How do I stop SAS from adding an extra empty byte to every string variable when I use PROC EXPORT?

When I export a dataset to Stata format using PROC EXPORT, SAS 9.4 automatically expands adds an extra (empty) byte to every observation of every string variable. For example, in this data set:
data test1;
input cust_id $ 1
month 3-8
category $ 10-12
status $ 14-14
;
datalines;
A 200003 ABC C
A 200004 DEF C
A 200006 XYZ 3
B 199910 ASD X
B 199912 ASD C
;
quit;
proc export data = test1
file = "test1.dta"
dbms = stata replace;
quit;
the variables cust_id, category, and status should be str1, str3, and str1 in the final Stata file, and thus take up 1 byte, 3 bytes, and 1 byte, respectively, for every observation. However, SAS automatically adds an extra empty byte to each observation, which expands their data types to str2, str4, and str2 data type in the outputted Stata file.
This is extremely problematic because that's an extra byte added to every observation of every string variable.

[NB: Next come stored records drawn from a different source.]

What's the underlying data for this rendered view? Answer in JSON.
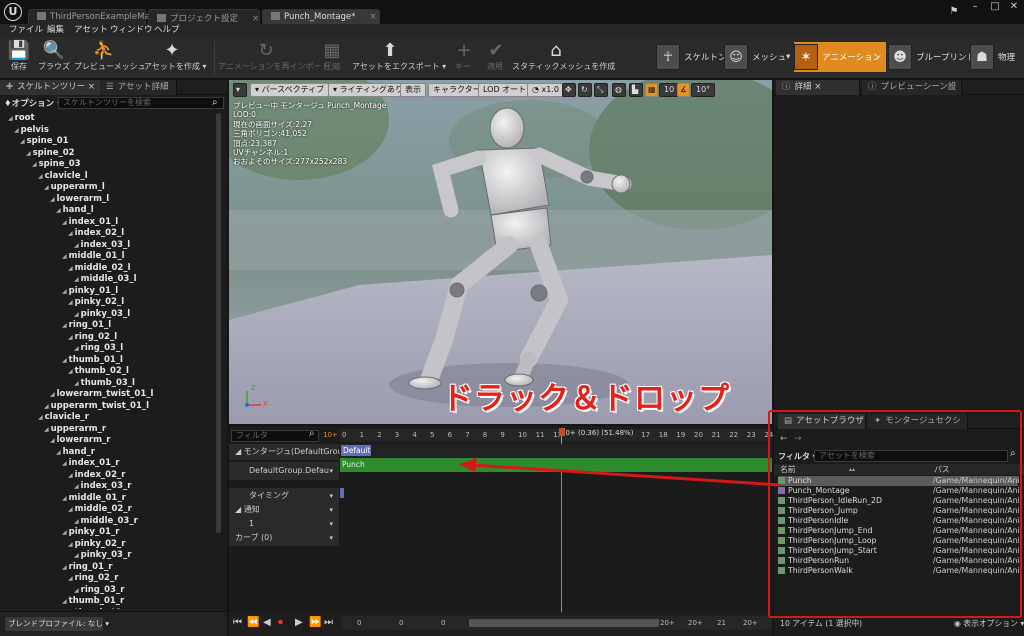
{
  "titlebar": {
    "tabs": [
      "ThirdPersonExampleMap",
      "プロジェクト設定",
      "Punch_Montage*"
    ]
  },
  "menubar": [
    "ファイル",
    "編集",
    "アセット",
    "ウィンドウ",
    "ヘルプ"
  ],
  "toolbar": {
    "buttons": [
      "保存",
      "ブラウズ",
      "プレビューメッシュ",
      "アセットを作成",
      "アニメーションを再インポート",
      "圧縮",
      "アセットをエクスポート",
      "キー",
      "適用",
      "スタティックメッシュを作成"
    ],
    "modes": [
      "スケルトン",
      "メッシュ",
      "アニメーション",
      "ブループリント",
      "物理"
    ]
  },
  "skeleton_panel": {
    "tabs": [
      "スケルトンツリー",
      "アセット詳細"
    ],
    "options_label": "オプション",
    "search_placeholder": "スケルトンツリーを検索",
    "bones": [
      "root",
      "pelvis",
      "spine_01",
      "spine_02",
      "spine_03",
      "clavicle_l",
      "upperarm_l",
      "lowerarm_l",
      "hand_l",
      "index_01_l",
      "index_02_l",
      "index_03_l",
      "middle_01_l",
      "middle_02_l",
      "middle_03_l",
      "pinky_01_l",
      "pinky_02_l",
      "pinky_03_l",
      "ring_01_l",
      "ring_02_l",
      "ring_03_l",
      "thumb_01_l",
      "thumb_02_l",
      "thumb_03_l",
      "lowerarm_twist_01_l",
      "upperarm_twist_01_l",
      "clavicle_r",
      "upperarm_r",
      "lowerarm_r",
      "hand_r",
      "index_01_r",
      "index_02_r",
      "index_03_r",
      "middle_01_r",
      "middle_02_r",
      "middle_03_r",
      "pinky_01_r",
      "pinky_02_r",
      "pinky_03_r",
      "ring_01_r",
      "ring_02_r",
      "ring_03_r",
      "thumb_01_r",
      "thumb_02_r",
      "thumb_03_r"
    ],
    "blend_profile": "ブレンドプロファイル: なし"
  },
  "viewport": {
    "toolbar": {
      "perspective": "パースペクティブ",
      "lighting": "ライティングあり",
      "show": "表示",
      "character": "キャラクター",
      "lod": "LOD オート",
      "speed": "x1.0",
      "grid_snap": "10",
      "rot_snap": "10°"
    },
    "info_lines": [
      "プレビュー中 モンタージュ Punch_Montage",
      "LOD:0",
      "現在の画面サイズ:2.27",
      "三角ポリゴン:41,052",
      "頂点:23,387",
      "UVチャンネル:1",
      "おおよそのサイズ:277x252x283"
    ]
  },
  "overlay_text": "ドラック＆ドロップ",
  "timeline": {
    "filter_placeholder": "フィルタ",
    "playhead_label": "10+ (0.36) (51.48%)",
    "rows": [
      "モンタージュ(DefaultGroup",
      "DefaultGroup.Defau",
      "タイミング",
      "通知",
      "1",
      "カーブ (0)"
    ],
    "section_label": "Default",
    "slot_clip": "Punch",
    "ruler": [
      "0",
      "1",
      "2",
      "3",
      "4",
      "5",
      "6",
      "7",
      "8",
      "9",
      "10",
      "11",
      "12",
      "13",
      "14",
      "15",
      "16",
      "17",
      "18",
      "19",
      "20",
      "21",
      "22",
      "23",
      "24"
    ],
    "transport_numbers": [
      "0",
      "0",
      "0",
      "20+",
      "20+",
      "21",
      "20+"
    ]
  },
  "details_panel": {
    "tabs": [
      "詳細",
      "プレビューシーン設"
    ]
  },
  "asset_browser": {
    "tabs": [
      "アセットブラウザ",
      "モンタージュセクシ"
    ],
    "filter_label": "フィルタ",
    "search_placeholder": "アセットを検索",
    "col_name": "名前",
    "col_path": "パス",
    "items": [
      {
        "name": "Punch",
        "path": "/Game/Mannequin/Ani"
      },
      {
        "name": "Punch_Montage",
        "path": "/Game/Mannequin/Ani"
      },
      {
        "name": "ThirdPerson_IdleRun_2D",
        "path": "/Game/Mannequin/Ani"
      },
      {
        "name": "ThirdPerson_Jump",
        "path": "/Game/Mannequin/Ani"
      },
      {
        "name": "ThirdPersonIdle",
        "path": "/Game/Mannequin/Ani"
      },
      {
        "name": "ThirdPersonJump_End",
        "path": "/Game/Mannequin/Ani"
      },
      {
        "name": "ThirdPersonJump_Loop",
        "path": "/Game/Mannequin/Ani"
      },
      {
        "name": "ThirdPersonJump_Start",
        "path": "/Game/Mannequin/Ani"
      },
      {
        "name": "ThirdPersonRun",
        "path": "/Game/Mannequin/Ani"
      },
      {
        "name": "ThirdPersonWalk",
        "path": "/Game/Mannequin/Ani"
      }
    ],
    "status": "10 アイテム (1 選択中)",
    "view_options": "表示オプション"
  },
  "colors": {
    "accent": "#e08a20",
    "annotation_red": "#d31818",
    "slot_green": "#2e8b2e",
    "section_blue": "#5e6fb8"
  }
}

For large datasets (I have some with ~530 million observations and numerous string variables), this can add several gigabytes to the exported file.
Once the file is loaded into Stata, the compress command in Stata can automatically remove these empty bytes and shrink the file, but for large datasets, PROC EXPORT adds so many extra bytes to the file that I don't always have enough memory to load the dataset into Stata in the first place.

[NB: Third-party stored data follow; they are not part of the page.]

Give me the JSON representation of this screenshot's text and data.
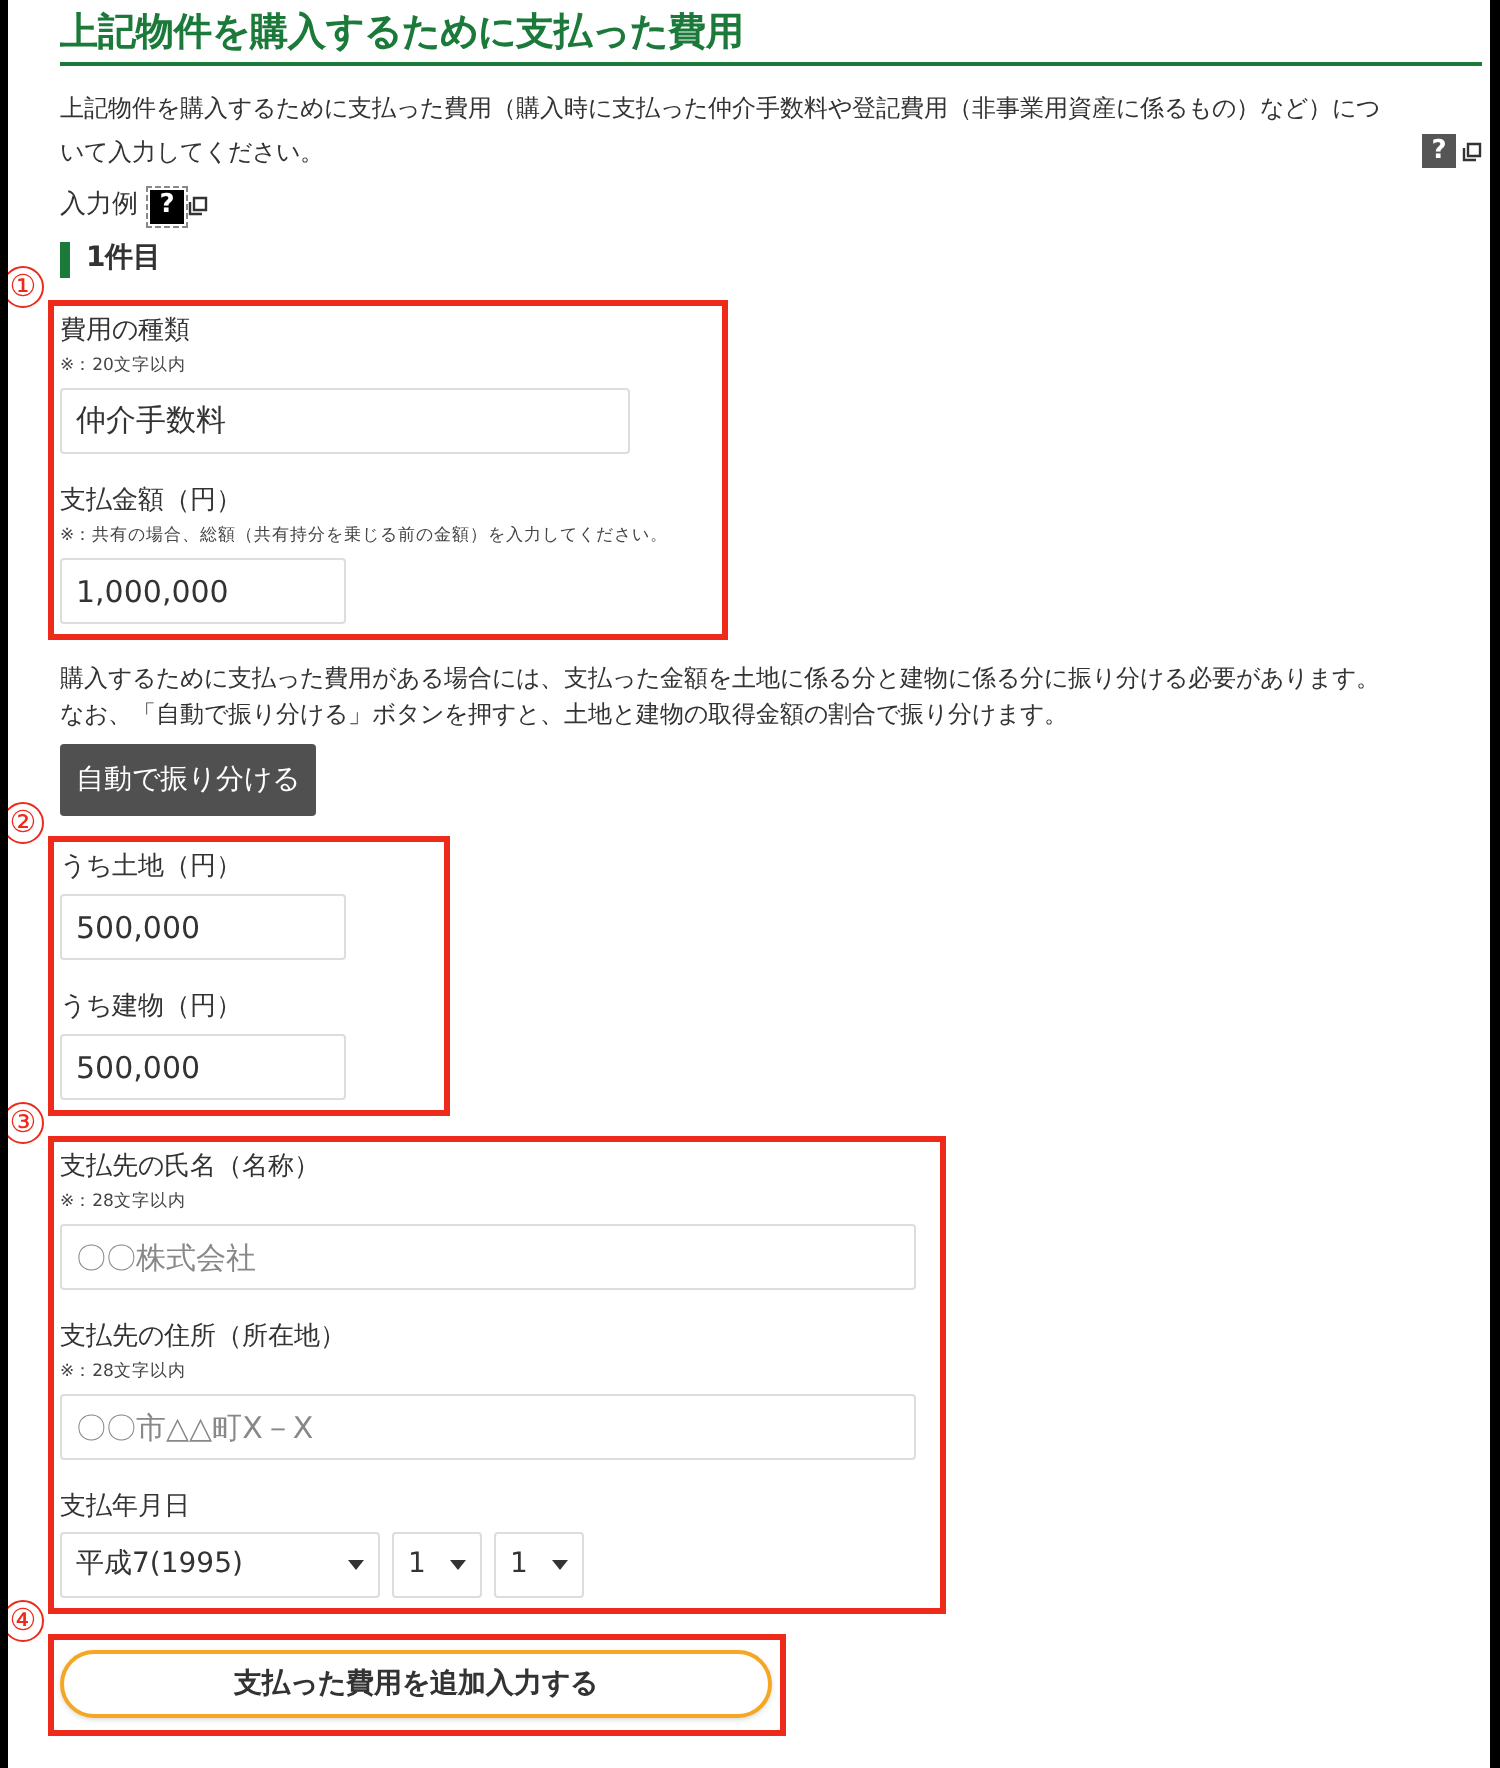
{
  "title": "上記物件を購入するために支払った費用",
  "description": "上記物件を購入するために支払った費用（購入時に支払った仲介手数料や登記費用（非事業用資産に係るもの）など）について入力してください。",
  "description_help": {
    "mark": "?",
    "focused": false
  },
  "example_label": "入力例",
  "example_help": {
    "mark": "?",
    "focused": true
  },
  "item_heading": "1件目",
  "sections": [
    {
      "kind": "group",
      "marker": "①",
      "fields": [
        {
          "kind": "type",
          "label": "費用の種類",
          "note": "※：20文字以内",
          "value": "仲介手数料"
        },
        {
          "kind": "amount",
          "label": "支払金額（円）",
          "note": "※：共有の場合、総額（共有持分を乗じる前の金額）を入力してください。",
          "value": "1,000,000"
        }
      ]
    },
    {
      "kind": "notice",
      "lines": [
        "購入するために支払った費用がある場合には、支払った金額を土地に係る分と建物に係る分に振り分ける必要があります。",
        "なお、「自動で振り分ける」ボタンを押すと、土地と建物の取得金額の割合で振り分けます。"
      ]
    },
    {
      "kind": "action",
      "label": "自動で振り分ける"
    },
    {
      "kind": "group",
      "marker": "②",
      "fields": [
        {
          "kind": "amount",
          "label": "うち土地（円）",
          "value": "500,000"
        },
        {
          "kind": "amount",
          "label": "うち建物（円）",
          "value": "500,000"
        }
      ]
    },
    {
      "kind": "group",
      "marker": "③",
      "fields": [
        {
          "kind": "party",
          "label": "支払先の氏名（名称）",
          "note": "※：28文字以内",
          "placeholder": "〇〇株式会社"
        },
        {
          "kind": "party",
          "label": "支払先の住所（所在地）",
          "note": "※：28文字以内",
          "placeholder": "〇〇市△△町X－X"
        },
        {
          "kind": "date",
          "label": "支払年月日",
          "selects": [
            "平成7(1995)",
            "1",
            "1"
          ]
        }
      ]
    },
    {
      "kind": "group",
      "marker": "④",
      "fields": [
        {
          "kind": "add-button",
          "label": "支払った費用を追加入力する"
        }
      ]
    }
  ]
}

Is there a way to stop SAS from padding the string variables in the first place? When I export a file with a one character string variable (for example), I want that variable stored as a one character string variable in the output file.

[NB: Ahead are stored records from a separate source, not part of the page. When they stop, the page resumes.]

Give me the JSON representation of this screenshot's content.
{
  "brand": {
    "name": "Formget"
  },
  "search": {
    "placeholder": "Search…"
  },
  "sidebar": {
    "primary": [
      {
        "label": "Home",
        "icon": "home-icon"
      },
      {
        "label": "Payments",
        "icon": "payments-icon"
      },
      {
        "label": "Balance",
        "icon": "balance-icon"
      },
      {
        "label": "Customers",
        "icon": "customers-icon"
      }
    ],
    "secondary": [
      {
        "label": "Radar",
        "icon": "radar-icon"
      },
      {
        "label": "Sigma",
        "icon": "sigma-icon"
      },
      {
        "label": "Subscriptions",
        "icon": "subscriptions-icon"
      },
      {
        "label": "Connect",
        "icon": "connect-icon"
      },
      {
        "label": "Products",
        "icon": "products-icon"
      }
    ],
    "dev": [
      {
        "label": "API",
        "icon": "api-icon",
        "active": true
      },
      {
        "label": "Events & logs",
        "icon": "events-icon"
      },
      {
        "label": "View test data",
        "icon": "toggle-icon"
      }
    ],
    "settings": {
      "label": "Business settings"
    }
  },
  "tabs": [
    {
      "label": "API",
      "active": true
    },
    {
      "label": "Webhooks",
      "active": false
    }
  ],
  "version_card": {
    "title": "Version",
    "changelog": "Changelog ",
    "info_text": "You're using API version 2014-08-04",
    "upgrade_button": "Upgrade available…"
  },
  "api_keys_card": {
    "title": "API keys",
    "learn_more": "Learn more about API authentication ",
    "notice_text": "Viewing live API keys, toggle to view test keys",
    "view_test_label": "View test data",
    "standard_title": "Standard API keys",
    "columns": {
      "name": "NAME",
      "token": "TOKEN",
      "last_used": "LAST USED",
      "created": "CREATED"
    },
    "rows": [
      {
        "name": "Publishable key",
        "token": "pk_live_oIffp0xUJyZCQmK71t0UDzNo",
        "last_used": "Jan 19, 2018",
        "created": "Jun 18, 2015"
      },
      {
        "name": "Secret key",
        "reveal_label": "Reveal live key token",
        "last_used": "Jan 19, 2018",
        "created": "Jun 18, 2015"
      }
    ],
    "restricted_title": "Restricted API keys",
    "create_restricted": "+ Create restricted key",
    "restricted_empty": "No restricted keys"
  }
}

This is how you can do it using existing functions.
filename FT41F001 temp;
data _null_;
file FT41F001;
set test1;
put 256*' ' #;
__s=1;
do while(1);
length __name $32.;
call vnext(__name);
if missing(__name) or __name eq: '__' then leave;
substr(_FILE_,__s) = vvaluex(__name);
putlog _all_;
__s = sum(__s,vformatwx(__name));
end;
_file_ = trim(_file_);
put;
format month f6.;
run;
To avoid the use of _FILE_;
data _null_;
file FT41F001;
set test1;
__s=1;
do while(1);
length __name $32. __value $128 __w 8;
call vnext(__name);
if missing(__name) or __name eq: '__' then leave;
__value = vvaluex(__name);
__w = vformatwx(__name);
put __value $varying128. __w #;
end;
put;
format month f6.;
run;
If you are willing to accept a flat file answer, I've come up with a fairly simple way of generating one that I think has the properties you require:
data test1;
input cust_id $ 1
month 3-8
category $ 10-12
status $ 14-14
;
datalines;
A 200003 ABC C
A 200004 DEF C
A 200006 XYZ 3
B 199910 SD X
B 199912 D C
;
run;
data _null_;
file "/folders/myfolders/test.txt";
set test1;
put #;
_FILE_ = cat(of _all_);
put;
run;
/* Print contents of the file to the log (for debugging only)*/
data _null_;
infile "/folders/myfolders/test.txt";
input;
put _infile_;
run;
This should work as-is, provided that the total assigned length of all variables in your dataset is less than 32767 (the limit of the cat function in the data step environment- the lower 200 character limit doesn't apply, as that's only when you use cat to create a variable that hasn't been assigned a length). Beyond that you may start to run into truncation issues. A workaround when that happens is to only cat together a limited number of variables at a time - a manual process, but much less laborious than writing out put statements based on the lengths of all the variables, and depending on your data it may never actually come up.
Alternatively, you could go down a more complex macro route, getting variable lengths from either the vlength function or dictionary.columns and using those plus the variable names to construct the required put statement(s).